40. The OAIC is of the view that a framework approach, as set out in Option 2, is the most appropriate model to support a coordinated approach to the regulation of high-risk AI and create the best outcomes for individuals. As the Proposals Paper acknowledges, a framework approach recognises the existing laws that can be used or amended to give effect to the proposed mandatory guardrails and leverages familiarity that people and businesses have with Australia’s existing regulatory regimes. This approach enables current regulators to bring their particular expertise to the enforcement of the mandatory guardrails.
41. Given the centrality of our role in whole-of-economy regulation of AI, the OAIC is likely to be best placed to address many of the harms arising from AI technologies. Noting the synergies between the proposed mandatory guardrails and the APPs, discussed earlier in this submission, it may be possible to incorporate many of the requirements in the guardrails either through AI-specific legislative amendments or using the APP codes mechanism under the Privacy Act.[18] APP codes can adapt and particularise the APPs where appropriate, providing greater clarity about obligations where that is warranted by the entity’s particular circumstances.
42. The progression of a number of Privacy Law Reform measures, including those discussed above, will further uplift the privacy regulatory framework to enhance the OAIC’s ability to effectively respond to high-risk AI technologies.

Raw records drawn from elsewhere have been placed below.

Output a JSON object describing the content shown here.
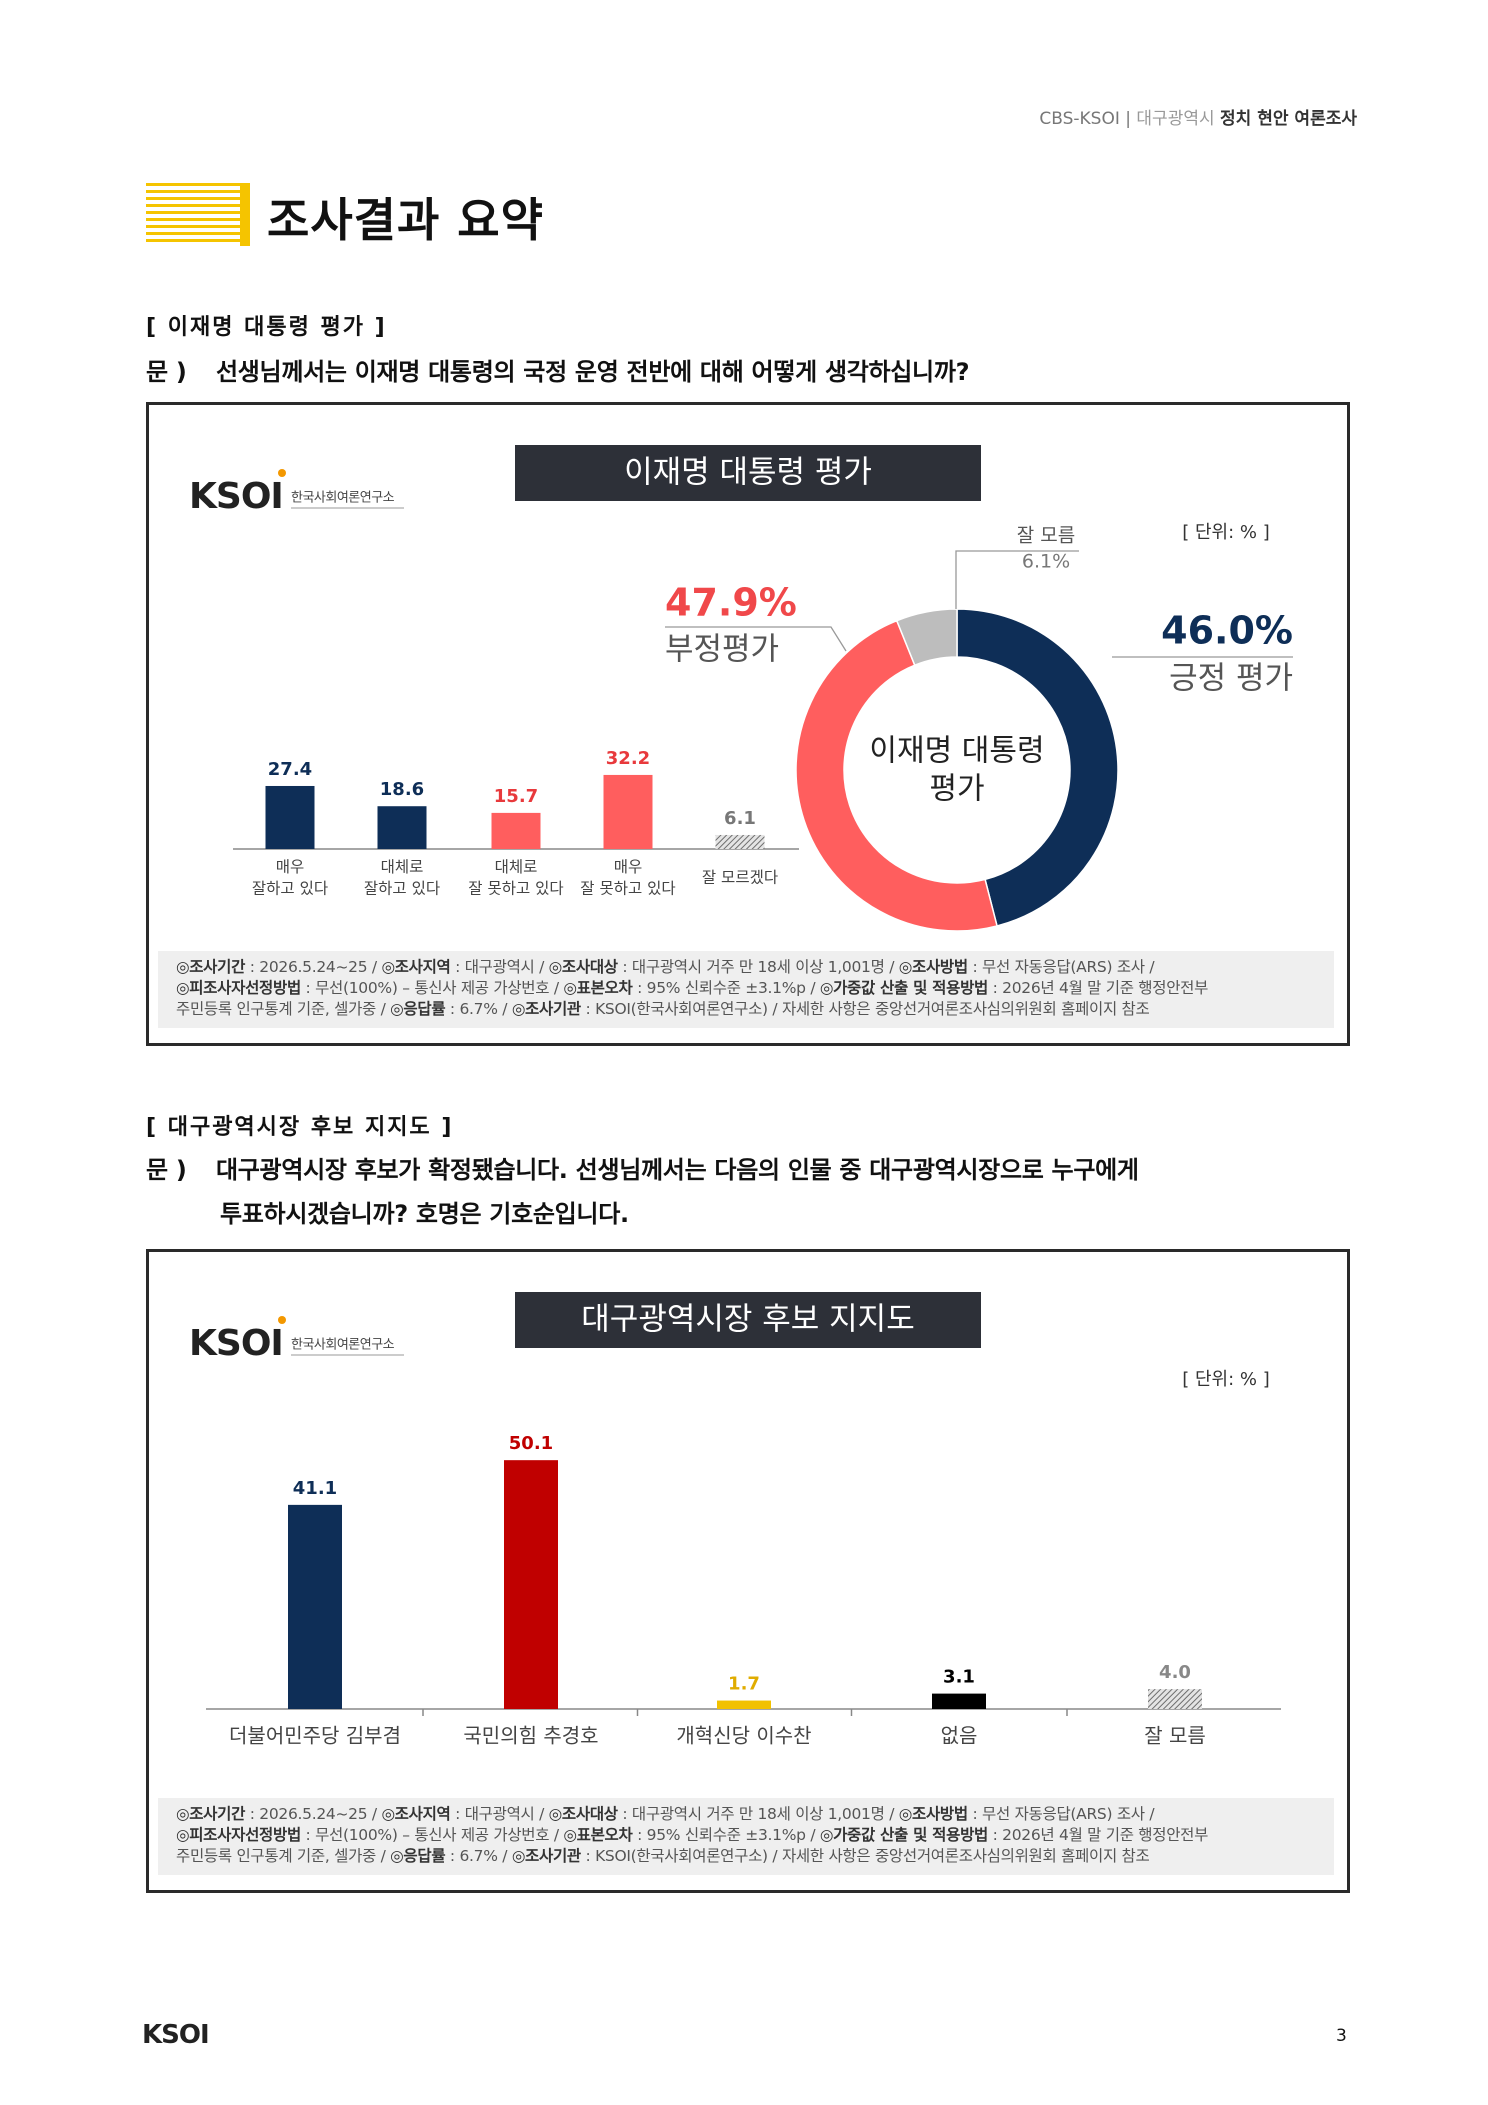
{
  "header": {
    "source": "CBS-KSOI",
    "separator": "|",
    "region": "대구광역시",
    "topic": "정치 현안 여론조사"
  },
  "page_title": "조사결과 요약",
  "logo": {
    "mark": "KSOI",
    "name": "한국사회여론연구소"
  },
  "sections": [
    {
      "label": "[ 이재명 대통령 평가 ]",
      "question_prefix": "문 )",
      "question_lines": [
        "선생님께서는 이재명 대통령의 국정 운영 전반에 대해 어떻게 생각하십니까?"
      ]
    },
    {
      "label": "[ 대구광역시장 후보 지지도 ]",
      "question_prefix": "문 )",
      "question_lines": [
        "대구광역시장 후보가 확정됐습니다. 선생님께서는 다음의 인물 중 대구광역시장으로 누구에게",
        "투표하시겠습니까? 호명은 기호순입니다."
      ]
    }
  ],
  "footnote": [
    [
      {
        "text": "◎조사기간",
        "bold": true
      },
      {
        "text": " : 2026.5.24~25 / ",
        "bold": false
      },
      {
        "text": "◎조사지역",
        "bold": true
      },
      {
        "text": " : 대구광역시 / ",
        "bold": false
      },
      {
        "text": "◎조사대상",
        "bold": true
      },
      {
        "text": " : 대구광역시 거주 만 18세 이상 1,001명 / ",
        "bold": false
      },
      {
        "text": "◎조사방법",
        "bold": true
      },
      {
        "text": " : 무선 자동응답(ARS) 조사 /",
        "bold": false
      }
    ],
    [
      {
        "text": "◎피조사자선정방법",
        "bold": true
      },
      {
        "text": " : 무선(100%) – 통신사 제공 가상번호 / ",
        "bold": false
      },
      {
        "text": "◎표본오차",
        "bold": true
      },
      {
        "text": " : 95% 신뢰수준 ±3.1%p / ",
        "bold": false
      },
      {
        "text": "◎가중값 산출 및 적용방법",
        "bold": true
      },
      {
        "text": " : 2026년 4월 말 기준 행정안전부",
        "bold": false
      }
    ],
    [
      {
        "text": "주민등록 인구통계 기준, 셀가중 / ",
        "bold": false
      },
      {
        "text": "◎응답률",
        "bold": true
      },
      {
        "text": " : 6.7% / ",
        "bold": false
      },
      {
        "text": "◎조사기관",
        "bold": true
      },
      {
        "text": " : KSOI(한국사회여론연구소) / 자세한 사항은 중앙선거여론조사심의위원회 홈페이지 참조",
        "bold": false
      }
    ]
  ],
  "chart_data": [
    {
      "type": "bar",
      "title": "이재명 대통령 평가",
      "unit": "[ 단위: % ]",
      "categories": [
        "매우\n잘하고 있다",
        "대체로\n잘하고 있다",
        "대체로\n잘 못하고 있다",
        "매우\n잘 못하고 있다",
        "잘 모르겠다"
      ],
      "values": [
        27.4,
        18.6,
        15.7,
        32.2,
        6.1
      ],
      "colors": [
        "#0e2e57",
        "#0e2e57",
        "#ff5e5e",
        "#ff5e5e",
        "#9a9a9a"
      ],
      "label_colors": [
        "#0e2e57",
        "#0e2e57",
        "#e8393c",
        "#e8393c",
        "#777777"
      ],
      "hatch": [
        false,
        false,
        false,
        false,
        true
      ],
      "ylim": [
        0,
        40
      ]
    },
    {
      "type": "pie",
      "donut": true,
      "center_label": [
        "이재명 대통령",
        "평가"
      ],
      "categories": [
        "긍정 평가",
        "부정평가",
        "잘 모름"
      ],
      "values": [
        46.0,
        47.9,
        6.1
      ],
      "value_labels": [
        "46.0%",
        "47.9%",
        "6.1%"
      ],
      "colors": [
        "#0e2e57",
        "#ff5e5e",
        "#bdbdbd"
      ],
      "label_colors": [
        "#0e2e57",
        "#f0484a",
        "#777777"
      ]
    },
    {
      "type": "bar",
      "title": "대구광역시장 후보 지지도",
      "unit": "[ 단위: % ]",
      "categories": [
        "더불어민주당 김부겸",
        "국민의힘 추경호",
        "개혁신당 이수찬",
        "없음",
        "잘 모름"
      ],
      "values": [
        41.1,
        50.1,
        1.7,
        3.1,
        4.0
      ],
      "value_labels": [
        "41.1",
        "50.1",
        "1.7",
        "3.1",
        "4.0"
      ],
      "colors": [
        "#0e2e57",
        "#c00000",
        "#f2c100",
        "#000000",
        "#9a9a9a"
      ],
      "label_colors": [
        "#0e2e57",
        "#c00000",
        "#e0ac00",
        "#000000",
        "#888888"
      ],
      "hatch": [
        false,
        false,
        false,
        false,
        true
      ],
      "ylim": [
        0,
        60
      ]
    }
  ],
  "page_number": 3
}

43. The OAIC considers that the effective implementation of Option 2 may involve a focus on strengthening the underlying regulatory frameworks before introducing a mechanism for enforcement of the guardrails. This would help to ensure that a coherent, effective and efficient model is in place.
44. The effective implementation of a framework approach is also likely to require a strong coordinating mechanism that can ensure regulatory coherence. This would include facilitating the coordination and appropriate allocation of individual complaints across regulators, as well as cooperation such as through joint enforcement activities, where appropriate. Existing regulatory cooperative forums, including the DP-REG and the UK’s Digital Regulation Cooperative Forum (DRCF), provide examples of the impact that such mechanisms can have in responding to the challenges of emerging technologies. In particular, the DRCF with its model of a dedicated CEO and staff to perform the coordination role, has been able to establish an AI and Digital Hub to allow innovators to seek consolidated advice across the regulatory remits of DRCF member regulators.[19]

Conclusion

45. Regardless of the implementation model chosen, strong coordination between regulators will be essential to ensure the proposed mandatory guardrails are effective. Existing regulators will need to be given the necessary tools and resources to enhance these streams of work. We welcome further opportunities to engage with the DISR, and the opportunity to share our experience across both privacy and access to government information as this important work continues.